Stanford University released transparency indicators for 10 large-scale natural language models

The illustrious Stanford University’s Institute for Human-Centered Artificial Intelligence (Stanford HAI) recently unveiled a transparency index for ten widely adopted large-scale natural language processing models. Topping the list was Meta’s Llama 2, while Amazon’s Titan Text languished at the nadir. OpenAI’s GPT-4 claimed the fourth spot, trailed by Google’s PaLM 2 in fifth, which followed in ranking.

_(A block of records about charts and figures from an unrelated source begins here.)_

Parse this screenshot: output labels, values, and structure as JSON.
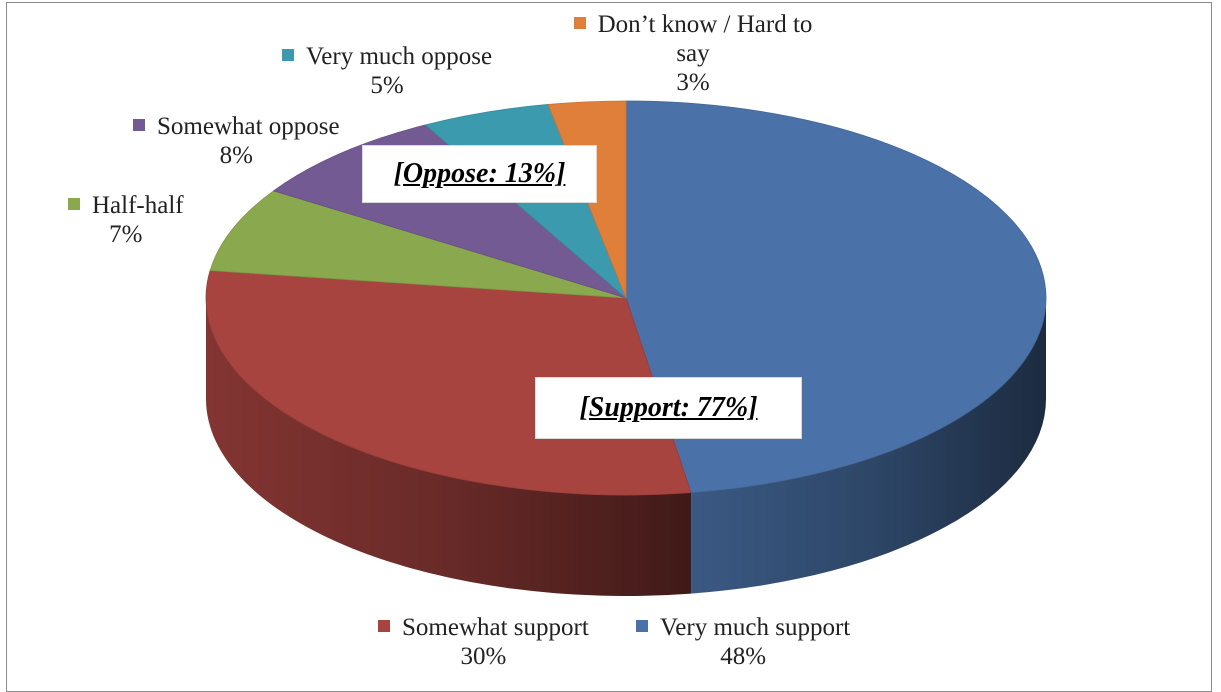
{
  "chart_data": {
    "type": "pie",
    "style": "3d",
    "slices": [
      {
        "label": "Very much support",
        "value": 48,
        "value_label": "48%",
        "color": "#4a72a8"
      },
      {
        "label": "Somewhat support",
        "value": 30,
        "value_label": "30%",
        "color": "#a84440"
      },
      {
        "label": "Half-half",
        "value": 7,
        "value_label": "7%",
        "color": "#8aa84e"
      },
      {
        "label": "Somewhat oppose",
        "value": 8,
        "value_label": "8%",
        "color": "#735a93"
      },
      {
        "label": "Very much oppose",
        "value": 5,
        "value_label": "5%",
        "color": "#3c9aae"
      },
      {
        "label": "Don’t know / Hard to say",
        "value": 3,
        "value_label": "3%",
        "color": "#e07f3a"
      }
    ],
    "annotations": [
      {
        "id": "support",
        "text": "[Support: 77%]"
      },
      {
        "id": "oppose",
        "text": "[Oppose: 13%]"
      }
    ]
  }
}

However, the report elucidates that despite Llama 2’s preeminence among the ten models in terms of transparency, its actual transparency quotient stands at a modest 54%. Google’s PaLM 2 possesses a mere 40% transparency, and the commercially employed Titan Text from Amazon displays an even more parsimonious transparency score of 12%.

The methodologies employed in deriving this transparency index encompassed a spectrum of criteria: from whether companies have disclosed operational modalities, scale, and architecture of the models, to the presence of monitoring and remedial measures. Higher transparency indicates a greater degree of trustworthiness for end-users in these substantial natural language models. From the vantage of the foundational model research center at Stanford HAI, which orchestrated this index, the extant large-scale models, integral to the index, fall short of garnering unequivocal trust. They counsel against corporate entities or governmental institutions harnessing such models to sculpt services.

Stanford HAI meticulously crafted approximately 100 criteria to appraise the transparency of these gargantuan natural language models. Roughly a third of these benchmarks assess the processes by which the models were conceived, the data used in their training, and the human resources invested in their creation. Another third delves into the model’s actual operational performance, its reliability, associated risks, and potential ameliorations. The remaining criteria scrutinize the policies of the entities providing the models, and whether assistance is proffered in instances when the model’s ramifications are palpable.